Why colleges make this change
The motivation is cleaner standard maintenance. With IRT, the college can equate difficulty across sittings more precisely, so the competence bar stays constant even when one paper is slightly harder than another, and even after shortening the paper from 200 items to 160. That is exactly the problem a professional exam must solve: different candidates sit different papers on different days, and the standard has to mean the same thing for all of them. IRT, combined with the Angoff standard-setting the RCGP continues to use, is how the college holds that line.
What it means for candidates
The practical consequence is about interpretation. Because the pass mark is set per sitting by standard-setting rather than fixed, and results are reported as scaled scores where zero equals the pass mark, comparing raw percentages across sittings is meaningless. In AKT 57, for example, the pass mark was 109 out of 160 and the overall pass rate was around 71 percent, but the raw pass percentage will differ next sitting because the paper's difficulty differs, while the underlying standard does not. So do not anchor on "I need 72 percent"; anchor on clearing the standard, which the college recalibrates each time.
Revision implications
If a fixed percentage is the wrong target, what is the right one? Mastery of your weak domains. Because the standard is held constant by equating and Angoff, the way to move from likely-fail to comfortable-pass is to close the specific gaps that cost you marks, not to grind your overall percentage up by a point. That means diagnosing which domains you are weak in, prioritising them, and retaining them, rather than doing undirected question volume. The iatroX engine uses the same family of models to target your weakest topics and schedule retention, and you can try it with free sample questions at iatroX. Chase the weak domain, not the round number.

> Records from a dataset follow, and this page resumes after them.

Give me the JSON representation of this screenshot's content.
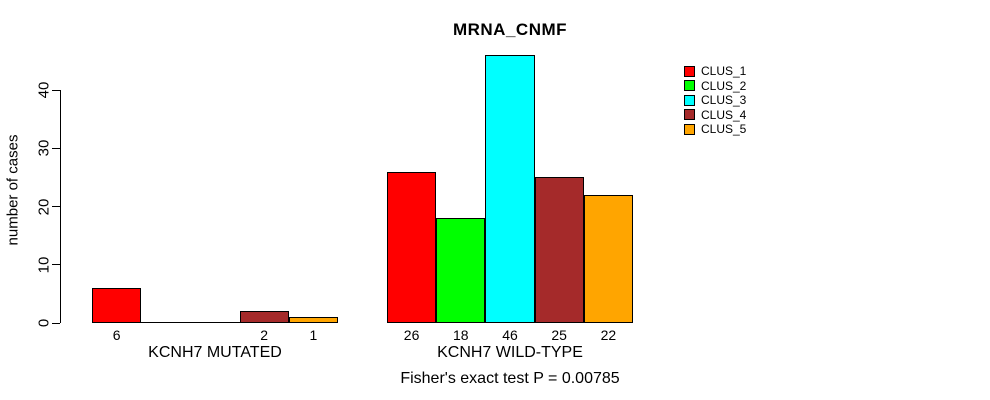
{
  "chart_data": {
    "type": "bar",
    "title": "MRNA_CNMF",
    "ylabel": "number of cases",
    "xlabel": "",
    "ylim": [
      0,
      40
    ],
    "yticks": [
      0,
      10,
      20,
      30,
      40
    ],
    "grid": false,
    "legend_position": "top-right",
    "show_zero_value_labels": false,
    "categories": [
      "KCNH7 MUTATED",
      "KCNH7 WILD-TYPE"
    ],
    "series": [
      {
        "name": "CLUS_1",
        "color": "#ff0000",
        "values": [
          6,
          26
        ]
      },
      {
        "name": "CLUS_2",
        "color": "#00ff00",
        "values": [
          0,
          18
        ]
      },
      {
        "name": "CLUS_3",
        "color": "#00ffff",
        "values": [
          0,
          46
        ]
      },
      {
        "name": "CLUS_4",
        "color": "#a52a2a",
        "values": [
          2,
          25
        ]
      },
      {
        "name": "CLUS_5",
        "color": "#ffa500",
        "values": [
          1,
          22
        ]
      }
    ],
    "annotation": "Fisher's exact test P = 0.00785"
  },
  "style_colors": {
    "background": "#ffffff",
    "axis": "#000000",
    "text": "#000000"
  }
}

Frequently asked questions
What changed in the AKT in October 2025? The exam moved from 200 questions in 190 minutes to 160 questions in 160 minutes, giving slightly more time per item. The content blueprint and marking are unchanged, and each question now carries proportionally more weight.
What is Item Response Theory in the AKT? It is the statistical model the RCGP has used as its primary item analysis since February 2025, placing item difficulty and candidate ability on a common scale so performance can be equated across different papers and sittings.

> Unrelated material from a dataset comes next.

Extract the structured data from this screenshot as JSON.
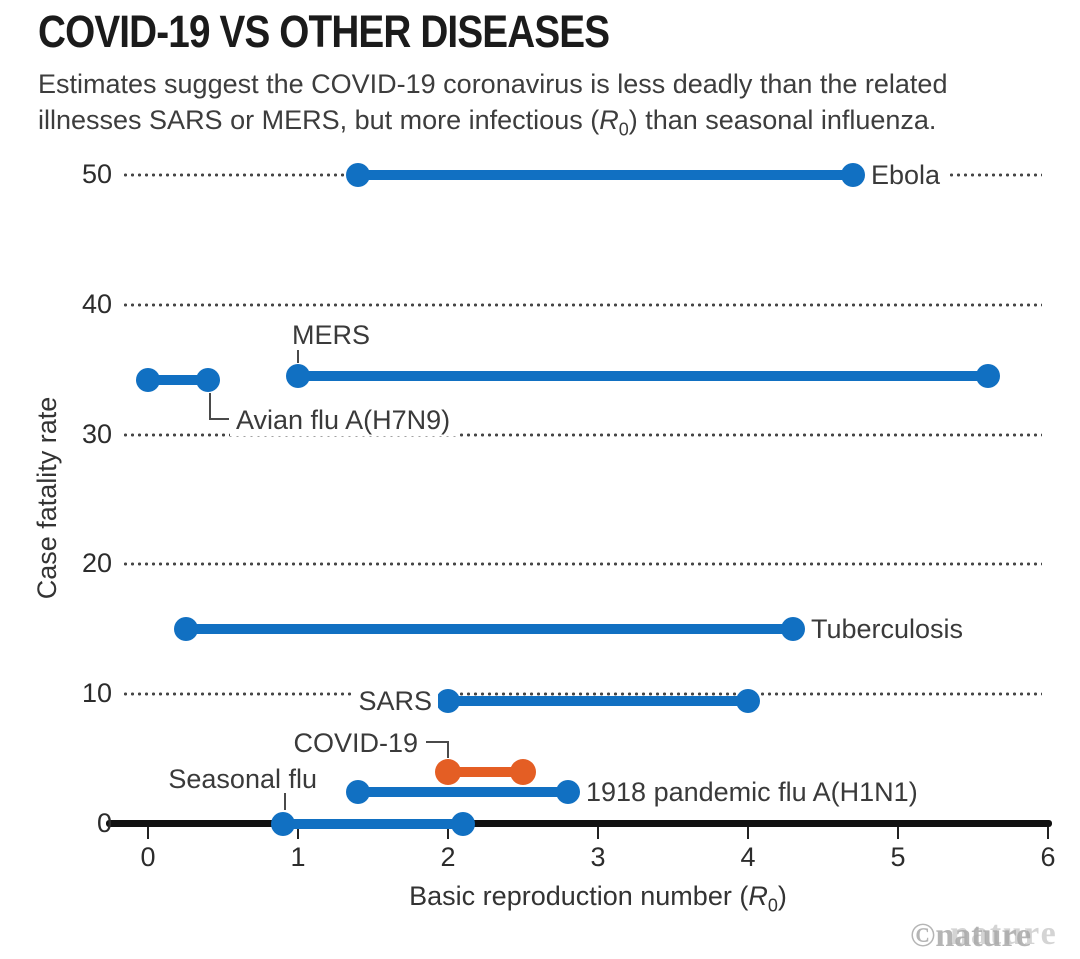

Did the AKT get easier or harder? Neither. The RCGP states the passing standard is unchanged and that there was no adverse demographic impact. The pass mark recalibrates each sitting to hold the standard constant despite paper-to-paper difficulty differences.

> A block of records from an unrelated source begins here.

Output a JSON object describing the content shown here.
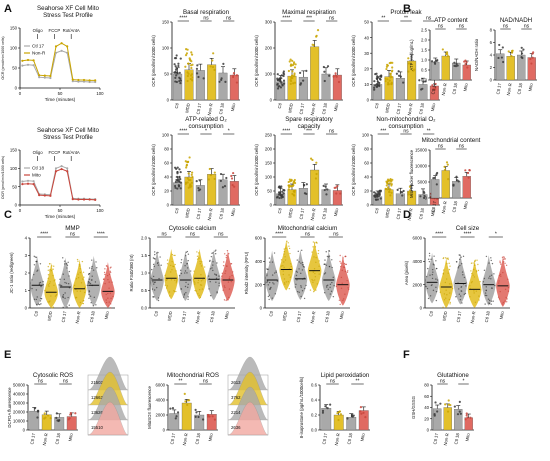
{
  "colors": {
    "ctl": "#a9a9a9",
    "mdd": "#e3c02a",
    "mito": "#e06a62",
    "gold": "#c9a400",
    "red": "#c8453c",
    "dark": "#3a3a3a",
    "pink": "#f2a8a1"
  },
  "ylabels": {
    "ocr": "OCR (pmol/min/1000 cells)",
    "atp": "ATP (nM/ug/mL)",
    "nad": "NAD/NADH ratio",
    "mitotracker": "MitoTracker fluorescence",
    "jc1": "JC-1 ratio (red/green)",
    "fura": "Ratio F340/380 (nt)",
    "rhod": "Rhod2 intensity (RFU)",
    "area": "Area (pixels)",
    "dcfda": "DCFDA fluorescence",
    "mitosox": "MitoSOX fluorescence",
    "lipid": "8-isoprostane (pg/mL/1000cells)",
    "gsh": "GSH/GSSG"
  },
  "xlabel_time": "Time (minutes)",
  "sets": {
    "cm": [
      "Ctl",
      "MDD",
      "Ctl 17",
      "Non-R",
      "Ctl 18",
      "Mito"
    ],
    "pair": [
      "Ctl 17",
      "Non-R",
      "Ctl 18",
      "Mito"
    ]
  },
  "chart_data": [
    {
      "id": "A1",
      "panel": "A",
      "type": "line",
      "title": "Seahorse XF Cell Mito Stress Test  Profile",
      "xlabel": "Time (minutes)",
      "ylabel": "OCR (pmol/min/1000 cells)",
      "xlim": [
        0,
        100
      ],
      "ylim": [
        0,
        150
      ],
      "xticks": [
        "0",
        "50",
        "100"
      ],
      "yticks": [
        "0",
        "50",
        "100",
        "150"
      ],
      "annotations": [
        "Oligo",
        "FCCP",
        "Rot/AntA"
      ],
      "x": [
        3,
        10,
        17,
        24,
        31,
        38,
        45,
        52,
        59,
        66,
        73,
        80,
        87,
        94
      ],
      "series": [
        {
          "name": "Ctl 17",
          "color": "#a9a9a9",
          "values": [
            56,
            58,
            57,
            27,
            26,
            25,
            88,
            93,
            88,
            17,
            16,
            16,
            15,
            15
          ]
        },
        {
          "name": "Non-R",
          "color": "#c9a400",
          "values": [
            68,
            70,
            69,
            32,
            31,
            30,
            104,
            112,
            104,
            21,
            20,
            20,
            19,
            19
          ]
        }
      ]
    },
    {
      "id": "A2",
      "panel": "A",
      "type": "line",
      "title": "Seahorse XF Cell Mito Stress Test  Profile",
      "xlabel": "Time (minutes)",
      "ylabel": "OCR (pmol/min/1000 cells)",
      "xlim": [
        0,
        100
      ],
      "ylim": [
        0,
        150
      ],
      "xticks": [
        "0",
        "50",
        "100"
      ],
      "yticks": [
        "0",
        "50",
        "100",
        "150"
      ],
      "annotations": [
        "Oligo",
        "FCCP",
        "Rot/AntA"
      ],
      "x": [
        3,
        10,
        17,
        24,
        31,
        38,
        45,
        52,
        59,
        66,
        73,
        80,
        87,
        94
      ],
      "series": [
        {
          "name": "Ctl 18",
          "color": "#a9a9a9",
          "values": [
            64,
            66,
            65,
            30,
            29,
            28,
            100,
            106,
            100,
            18,
            17,
            17,
            16,
            16
          ]
        },
        {
          "name": "Mito",
          "color": "#c8453c",
          "values": [
            57,
            58,
            57,
            27,
            26,
            25,
            92,
            98,
            92,
            16,
            15,
            15,
            15,
            14
          ]
        }
      ]
    },
    {
      "id": "basal",
      "panel": "A",
      "type": "bar",
      "title": "Basal respiration",
      "ylabel": "OCR (pmol/min/1000 cells)",
      "ylim": [
        0,
        150
      ],
      "yticks": [
        "0",
        "50",
        "100",
        "150"
      ],
      "categories": [
        "Ctl",
        "MDD",
        "Ctl 17",
        "Non-R",
        "Ctl 18",
        "Mito"
      ],
      "values": [
        50,
        58,
        57,
        68,
        52,
        48
      ],
      "sig": [
        "****",
        "ns",
        "ns"
      ]
    },
    {
      "id": "maximal",
      "panel": "A",
      "type": "bar",
      "title": "Maximal respiration",
      "ylabel": "OCR (pmol/min/1000 cells)",
      "ylim": [
        0,
        300
      ],
      "yticks": [
        "0",
        "100",
        "200",
        "300"
      ],
      "categories": [
        "Ctl",
        "MDD",
        "Ctl 17",
        "Non-R",
        "Ctl 18",
        "Mito"
      ],
      "values": [
        70,
        92,
        88,
        205,
        100,
        96
      ],
      "sig": [
        "****",
        "***",
        "ns"
      ]
    },
    {
      "id": "proton",
      "panel": "A",
      "type": "bar",
      "title": "Proton leak",
      "ylabel": "OCR (pmol/min/1000 cells)",
      "ylim": [
        0,
        50
      ],
      "yticks": [
        "0",
        "10",
        "20",
        "30",
        "40",
        "50"
      ],
      "categories": [
        "Ctl",
        "MDD",
        "Ctl 17",
        "Non-R",
        "Ctl 18",
        "Mito"
      ],
      "values": [
        10,
        15,
        14,
        25,
        10,
        9
      ],
      "sig": [
        "**",
        "**",
        "ns"
      ]
    },
    {
      "id": "atplinked",
      "panel": "A",
      "type": "bar",
      "title": "ATP-related O₂ consumption",
      "ylabel": "OCR (pmol/min/1000 cells)",
      "ylim": [
        0,
        100
      ],
      "yticks": [
        "0",
        "20",
        "40",
        "60",
        "80",
        "100"
      ],
      "categories": [
        "Ctl",
        "MDD",
        "Ctl 17",
        "Non-R",
        "Ctl 18",
        "Mito"
      ],
      "values": [
        32,
        40,
        28,
        44,
        36,
        34
      ],
      "sig": [
        "****",
        "*",
        "*"
      ]
    },
    {
      "id": "spare",
      "panel": "A",
      "type": "bar",
      "title": "Spare respiratory capacity",
      "ylabel": "OCR (pmol/min/1000 cells)",
      "ylim": [
        0,
        250
      ],
      "yticks": [
        "0",
        "50",
        "100",
        "150",
        "200",
        "250"
      ],
      "categories": [
        "Ctl",
        "MDD",
        "Ctl 17",
        "Non-R",
        "Ctl 18",
        "Mito"
      ],
      "values": [
        40,
        55,
        60,
        125,
        55,
        52
      ],
      "sig": [
        "****",
        "***",
        "ns"
      ]
    },
    {
      "id": "nonmito",
      "panel": "A",
      "type": "bar",
      "title": "Non-mitochondrial O₂ consumption",
      "ylabel": "OCR (pmol/min/1000 cells)",
      "ylim": [
        0,
        100
      ],
      "yticks": [
        "0",
        "20",
        "40",
        "60",
        "80",
        "100"
      ],
      "categories": [
        "Ctl",
        "MDD",
        "Ctl 17",
        "Non-R",
        "Ctl 18",
        "Mito"
      ],
      "values": [
        12,
        22,
        16,
        20,
        15,
        13
      ],
      "sig": [
        "***",
        "ns",
        "**"
      ]
    },
    {
      "id": "atpcontent",
      "panel": "B",
      "type": "bar",
      "title": "ATP content",
      "ylabel": "ATP (nM/ug/mL)",
      "ylim": [
        0,
        2.5
      ],
      "yticks": [
        "0.0",
        "0.5",
        "1.0",
        "1.5",
        "2.0",
        "2.5"
      ],
      "categories": [
        "Ctl 17",
        "Non-R",
        "Ctl 18",
        "Mito"
      ],
      "values": [
        0.9,
        1.2,
        0.85,
        0.75
      ],
      "sig": [
        "ns",
        "ns"
      ]
    },
    {
      "id": "nadnadh",
      "panel": "B",
      "type": "bar",
      "title": "NAD/NADH",
      "ylabel": "NAD/NADH ratio",
      "ylim": [
        0,
        8
      ],
      "yticks": [
        "0",
        "2",
        "4",
        "6",
        "8"
      ],
      "categories": [
        "Ctl 17",
        "Non-R",
        "Ctl 18",
        "Mito"
      ],
      "values": [
        4.2,
        3.8,
        4.0,
        3.6
      ],
      "sig": [
        "ns",
        "ns"
      ]
    },
    {
      "id": "mitocontent",
      "panel": "B",
      "type": "bar",
      "title": "Mitochondrial content",
      "ylabel": "MitoTracker fluorescence",
      "ylim": [
        0,
        15000
      ],
      "yticks": [
        "0",
        "5000",
        "10000",
        "15000"
      ],
      "categories": [
        "Ctl 17",
        "Non-R",
        "Ctl 18",
        "Mito"
      ],
      "values": [
        5800,
        8600,
        5200,
        6800
      ],
      "sig": [
        "ns",
        "ns"
      ]
    },
    {
      "id": "mmp",
      "panel": "C",
      "type": "violin",
      "title": "MMP",
      "ylabel": "JC-1 ratio (red/green)",
      "ylim": [
        0,
        4
      ],
      "yticks": [
        "0",
        "1",
        "2",
        "3",
        "4"
      ],
      "categories": [
        "Ctl",
        "MDD",
        "Ctl 17",
        "Non-R",
        "Ctl 18",
        "Mito"
      ],
      "values": [
        1.3,
        0.9,
        1.2,
        1.1,
        1.3,
        0.95
      ],
      "sig": [
        "****",
        "ns",
        "****"
      ]
    },
    {
      "id": "cytocalcium",
      "panel": "C",
      "type": "violin",
      "title": "Cytosolic calcium",
      "ylabel": "Ratio F340/380 (nt)",
      "ylim": [
        0,
        2
      ],
      "yticks": [
        "0.0",
        "0.5",
        "1.0",
        "1.5",
        "2.0"
      ],
      "categories": [
        "Ctl",
        "MDD",
        "Ctl 17",
        "Non-R",
        "Ctl 18",
        "Mito"
      ],
      "values": [
        0.8,
        0.85,
        0.8,
        0.85,
        0.82,
        0.8
      ],
      "sig": [
        "ns",
        "ns",
        "ns"
      ]
    },
    {
      "id": "mitocalcium",
      "panel": "C",
      "type": "violin",
      "title": "Mitochondrial calcium",
      "ylabel": "Rhod2 intensity (RFU)",
      "ylim": [
        0,
        600
      ],
      "yticks": [
        "0",
        "200",
        "400",
        "600"
      ],
      "categories": [
        "Ctl",
        "MDD",
        "Ctl 17",
        "Non-R",
        "Ctl 18",
        "Mito"
      ],
      "values": [
        240,
        330,
        250,
        320,
        240,
        200
      ],
      "sig": [
        "****",
        "ns",
        "ns"
      ]
    },
    {
      "id": "cellsize",
      "panel": "D",
      "type": "violin",
      "title": "Cell size",
      "ylabel": "Area (pixels)",
      "ylim": [
        0,
        6000
      ],
      "yticks": [
        "0",
        "2000",
        "4000",
        "6000"
      ],
      "categories": [
        "Ctl",
        "MDD",
        "Ctl 17",
        "Non-R",
        "Ctl 18",
        "Mito"
      ],
      "values": [
        2200,
        1800,
        2100,
        1600,
        2000,
        1900
      ],
      "sig": [
        "****",
        "****",
        "*"
      ]
    },
    {
      "id": "cytoros",
      "panel": "E",
      "type": "bar",
      "title": "Cytosolic ROS",
      "ylabel": "DCFDA fluorescence",
      "ylim": [
        0,
        50000
      ],
      "yticks": [
        "0",
        "10000",
        "20000",
        "30000",
        "40000",
        "50000"
      ],
      "categories": [
        "Ctl 17",
        "Non-R",
        "Ctl 18",
        "Mito"
      ],
      "values": [
        21000,
        17000,
        14000,
        15000
      ],
      "sig": [
        "ns",
        "ns"
      ]
    },
    {
      "id": "histo1",
      "panel": "E",
      "type": "histogram",
      "labels": [
        "21502",
        "12662",
        "13626",
        "15510"
      ]
    },
    {
      "id": "mitoros",
      "panel": "E",
      "type": "bar",
      "title": "Mitochondrial ROS",
      "ylabel": "MitoSOX fluorescence",
      "ylim": [
        0,
        6000
      ],
      "yticks": [
        "0",
        "2000",
        "4000",
        "6000"
      ],
      "categories": [
        "Ctl 17",
        "Non-R",
        "Ctl 18",
        "Mito"
      ],
      "values": [
        2200,
        3600,
        2000,
        2100
      ],
      "sig": [
        "**",
        "ns"
      ]
    },
    {
      "id": "histo2",
      "panel": "E",
      "type": "histogram",
      "labels": [
        "2613",
        "3762",
        "2214",
        "2636"
      ]
    },
    {
      "id": "lipid",
      "panel": "E",
      "type": "bar",
      "title": "Lipid peroxidation",
      "ylabel": "8-isoprostane (pg/mL/1000cells)",
      "ylim": [
        0,
        0.6
      ],
      "yticks": [
        "0.0",
        "0.2",
        "0.4",
        "0.6"
      ],
      "categories": [
        "Ctl 17",
        "Non-R",
        "Ctl 18",
        "Mito"
      ],
      "values": [
        0.29,
        0.2,
        0.17,
        0.26
      ],
      "sig": [
        "ns",
        "**"
      ]
    },
    {
      "id": "gsh",
      "panel": "F",
      "type": "bar",
      "title": "Glutathione",
      "ylabel": "GSH/GSSG",
      "ylim": [
        0,
        80
      ],
      "yticks": [
        "0",
        "20",
        "40",
        "60",
        "80"
      ],
      "categories": [
        "Ctl 17",
        "Non-R",
        "Ctl 18",
        "Mito"
      ],
      "values": [
        38,
        40,
        37,
        22
      ],
      "sig": [
        "ns",
        "*"
      ]
    }
  ],
  "panels": [
    "A",
    "B",
    "C",
    "D",
    "E",
    "F"
  ]
}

Why can't I compare AKT pass percentages between sittings? Because the pass mark is set per sitting by standard-setting, and results are scaled scores where zero is the pass mark. A raw percentage that passes one sitting may not another, since papers differ in difficulty while the standard does not.
How should I revise given these changes? Target mastery of your weak domains rather than a fixed percentage, since the standard is held constant by equating and Angoff. Diagnose your weak topics, prioritise them, and retain them with spaced practice.